Renee Kiff

It’s been five months since any Country Roads column has been written  and I’ve missed the bi-weekly walk with you. My reasons for not writing seemed important back in October, but that was during the threatening fires, drought, and uncertainty if Sonoma County would still be in existence once rains returned to dampen down and finish off the fires.

Now, those concerns seem strangely remote, still potentially destructive, but yet “old history.” Today, as we look outside, taking solitary walks in our neighborhoods or working in our gardens with our house-bound families, we see green grass, spring flowers, blossoming trees, buzzing bees. There is no threat from smoke and no flames on the ridges racing up the slopes, blackening evergreens and underbrush.
Yet, today we are concerned and fearful of the air we breathe and the approach of friends, as well as strangers. It’s a different kind of anxiety, more sinister because it is hidden. And, this time, a simple rain is not going to end the destruction. Many health experts believe there will only be a definitive end to the current coronavirus when a vaccine has been created and distributed. This will take time.
Meantime, our lives must go on as normally as possible, and it is a comfort to me to be sharing with you, even making you chuckle a little, at least shaking your head, at happenings which I have encountered. Chuckling is always good medicine, as long as you haven’t broken a rib.
Right away, I have to tell you about a hospital. The news is all about them lately, but this story took place November in Portland.  My oldest son, Joel, had to have surgery and it was serious. Every mother would want to be there for it and I wasn’t any different. So, for four days I stayed with Portland family during evenings and with Laurie (Joel’s wife) in the ICU all day with Joel during recovery.
We knew the second floor by heart after four days. It contained the cafeteria, which was our only outlet. On the fifth day, Joel was transferred to a regular room on the sixth floor. And on the sixth day, he was scheduled to go home and we were waiting for the release papers.
“I’ll go down to the cafeteria and get us some muffins and coffee,” I suggested, to Joel and Laurie.
“Great idea!” Laurie answered.
Directly across from Joel’s room a sign on a door read “Stairwell.”
Hmmmmmm. I have been sitting for four days and I could take the elevator down to the cafeteria on the second floor, but, here is an opportunity to walk down the stairs and get some exercise. What a good idea!  
I pulled open the door and stepped to the other side. I heard the door shut behind me and immediately I had a bad feeling. The stairwell felt as inviting as a stairwell in a parking garage. It echoed. It smelled of old pipes and cement.  I proceeded down one floor and saw a sign on the door designating the fifth floor. It read, “insert card to exit.”
A feeling of panic ensued as I tried to open the door and it would not budge. I continued down the floors and each door had the same sign, except one, which read, “ROOF.”
I breathed a little easier, thinking that I might be able to return to that door, go out on the roof, and yell to folks outside on the ground.
Down the floors I went, trying each door, to no avail, until, miraculously, the second floor door opened, surprising me so much that I nearly tumbled.  Elated, I rushed into what was not a hospital hall but an office mezzanine.  There were two ladies behind glass windows and I hurried over to them.
“Oh, I am so glad to see you. I have been caught in the stairwell! I thought I was never going to get out again!”
They seemed shocked to see me, listened intently to my story, and understood my panic. They took care to guide me to another hall, with an elevator that would bring me to the cafeteria and safety.

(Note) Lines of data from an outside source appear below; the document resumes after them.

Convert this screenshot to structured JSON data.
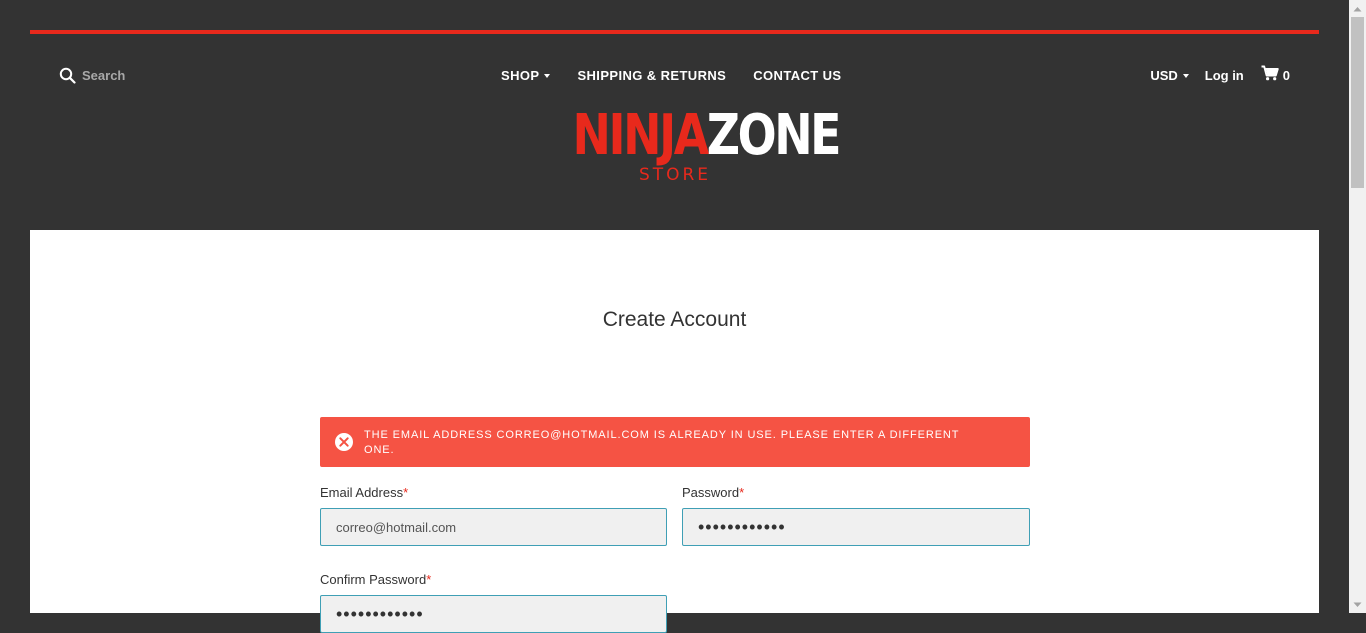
{
  "header": {
    "search_placeholder": "Search",
    "nav": [
      {
        "label": "SHOP",
        "has_dropdown": true
      },
      {
        "label": "SHIPPING & RETURNS",
        "has_dropdown": false
      },
      {
        "label": "CONTACT US",
        "has_dropdown": false
      }
    ],
    "currency": "USD",
    "login_label": "Log in",
    "cart_count": "0",
    "logo": {
      "part1": "NINJA",
      "part2": "ZONE",
      "sub": "STORE"
    }
  },
  "main": {
    "title": "Create Account",
    "error_message": "The email address correo@hotmail.com is already in use. Please enter a different one.",
    "fields": {
      "email": {
        "label": "Email Address",
        "required_mark": "*",
        "value": "correo@hotmail.com"
      },
      "password": {
        "label": "Password",
        "required_mark": "*",
        "value": "••••••••••••"
      },
      "confirm_password": {
        "label": "Confirm Password",
        "required_mark": "*",
        "value": "••••••••••••"
      }
    }
  },
  "colors": {
    "accent_red": "#e8291c",
    "header_bg": "#333333",
    "error_bg": "#f55344",
    "input_border": "#3f9fb5"
  },
  "icons": [
    "search-icon",
    "cart-icon",
    "error-icon",
    "chevron-down-icon"
  ]
}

As I relate this whole experience to you, I can clearly recall the panic that filled me as I began to think I would not escape from that stairwell. At the same time, I also will always be grateful to the women who unexpectedly appeared, calming and redirecting me.
The message was then and still is:  we all need each other and there will be opportunities throughout our lives to assist one another in ways we cannot anticipate. Doors lock. Doors open. We need to be ready for both.
Renee Kiff weeds and writes at her family farm in Alexander Valley.